At the Col de los Americanos it was chilly and definitely windy, but not unreasonably windy, so we decided to stick with Plan A, and headed up the California Route. The California Route is among the easiest routes on Fitz Roy, and ended up being the perfect route choice for the day. I think it was the biggest objective we could've succeeded on that day, considering the wind and cold. The Supercanaleta could've also been reasonable in such weather, but is currently in terrible condition.

The climbing on the California route is mostly very moderate, with only a few pitches of mid-5.10. But, with the weather conditions preventing us from ever donning rock shoes, we still eagerly pulled on gear here and there. We finally reached the summit a bit after 7pm, and eager to get off the mountain before the winds increased, headed down immediately. The descent fortunately went quite smoothly, and at 3:15, just a bit under 24 hours after departing, we reached our tent back at Laguna de los Tres. A great climb, and particularly satisfying to have snuck it in to a marginal window!

Colin harnessing up at the bergschrund below La Brecha de los Italianos, with an awesome sunrise over Lago Viedma. Photo by Dylan Johnson:

Dylan climbing up to La Brecha de los Italianos, via the left-hand route, with Laguna de los Tres far below:

Dylan in some 4th-class mixed terrain below La Brecha de los Italianos:

Dylan climbing 4th-class terrain from La Brecha up to La Silla:

Dylan climbing up to the Col de los Americanos, with La Brecha behind:

Dylan low on the California route:

Colin doing some low-angle aid climbing low on the California route.
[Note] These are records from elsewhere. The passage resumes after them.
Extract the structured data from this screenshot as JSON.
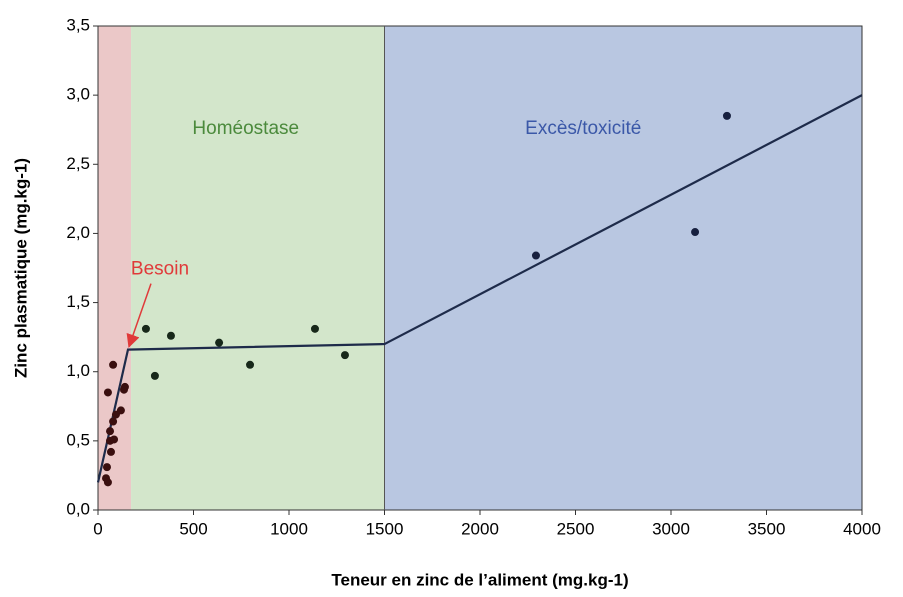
{
  "chart_data": {
    "type": "scatter",
    "xlabel": "Teneur en zinc de l’aliment  (mg.kg-1)",
    "ylabel": "Zinc plasmatique (mg.kg-1)",
    "xlim": [
      0,
      4000
    ],
    "xticks": [
      0,
      500,
      1000,
      1500,
      2000,
      2500,
      3000,
      3500,
      4000
    ],
    "ylim": [
      0,
      3.5
    ],
    "yticks": [
      {
        "value": 0,
        "label": "0,0"
      },
      {
        "value": 0.5,
        "label": "0,5"
      },
      {
        "value": 1,
        "label": "1,0"
      },
      {
        "value": 1.5,
        "label": "1,5"
      },
      {
        "value": 2,
        "label": "2,0"
      },
      {
        "value": 2.5,
        "label": "2,5"
      },
      {
        "value": 3,
        "label": "3,0"
      },
      {
        "value": 3.5,
        "label": "3,5"
      }
    ],
    "regions": [
      {
        "x0": 0,
        "x1": 173,
        "color": "#ebc8c8"
      },
      {
        "label": "Homéostase",
        "x0": 173,
        "x1": 1500,
        "color": "#d3e6cb",
        "label_color": "#4b8a3c"
      },
      {
        "label": "Excès/toxicité",
        "x0": 1500,
        "x1": 4000,
        "color": "#b9c7e1",
        "label_color": "#3b58a8"
      }
    ],
    "series": [
      {
        "color": "#3a0f0f",
        "x": [
          42,
          52,
          47,
          52,
          79,
          63,
          63,
          68,
          84,
          79,
          94,
          120,
          136,
          141
        ],
        "y": [
          0.23,
          0.2,
          0.31,
          0.85,
          1.05,
          0.57,
          0.5,
          0.42,
          0.51,
          0.64,
          0.69,
          0.72,
          0.87,
          0.89
        ]
      },
      {
        "color": "#17281a",
        "x": [
          251,
          298,
          382,
          634,
          796,
          1136,
          1293
        ],
        "y": [
          1.31,
          0.97,
          1.26,
          1.21,
          1.05,
          1.31,
          1.12
        ]
      },
      {
        "color": "#17203f",
        "x": [
          2293,
          3126,
          3293
        ],
        "y": [
          1.84,
          2.01,
          2.85
        ]
      }
    ],
    "fit_line": {
      "color": "#1e2b4a",
      "x": [
        0,
        157,
        1500,
        4000
      ],
      "y": [
        0.2,
        1.16,
        1.2,
        3.0
      ]
    },
    "annotation": {
      "text": "Besoin",
      "color": "#e03a3a"
    }
  }
}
Photo by Dylan Johnson:

Dylan leading a short squeeze-chimney:

Dylan mid-route, with Cerro Domo Blanco in the background:

Dylan nearing the junction with the Supercanaleta:

Dylan reaching the junction with the Supercanaleta:

Colin climbing a little squeeze chimney near the top of the Supercanaleta. Photo by Dylan Johnson:

Colin happily belaying on the upper portion of the Supercanaleta. Photo by Dylan Johnson:

Dylan high on the Supercanaleta, with the Torres behind:

Dylan near the top of the Supercanaleta, as clouds engulf the Pollone group:

Colin leading the last hard pitch of the Supercanaleta. Photo by Dylan Johnson:

Dylan at a spectacular belay near the top of the Supercanaleta:

Colin on 3rd-class terrain above the top of the Supercanaleta. Photo by Dylan Johnson:

Dylan nearing the summit:

On top of Fitz! Dylan's first time, and now my eighth!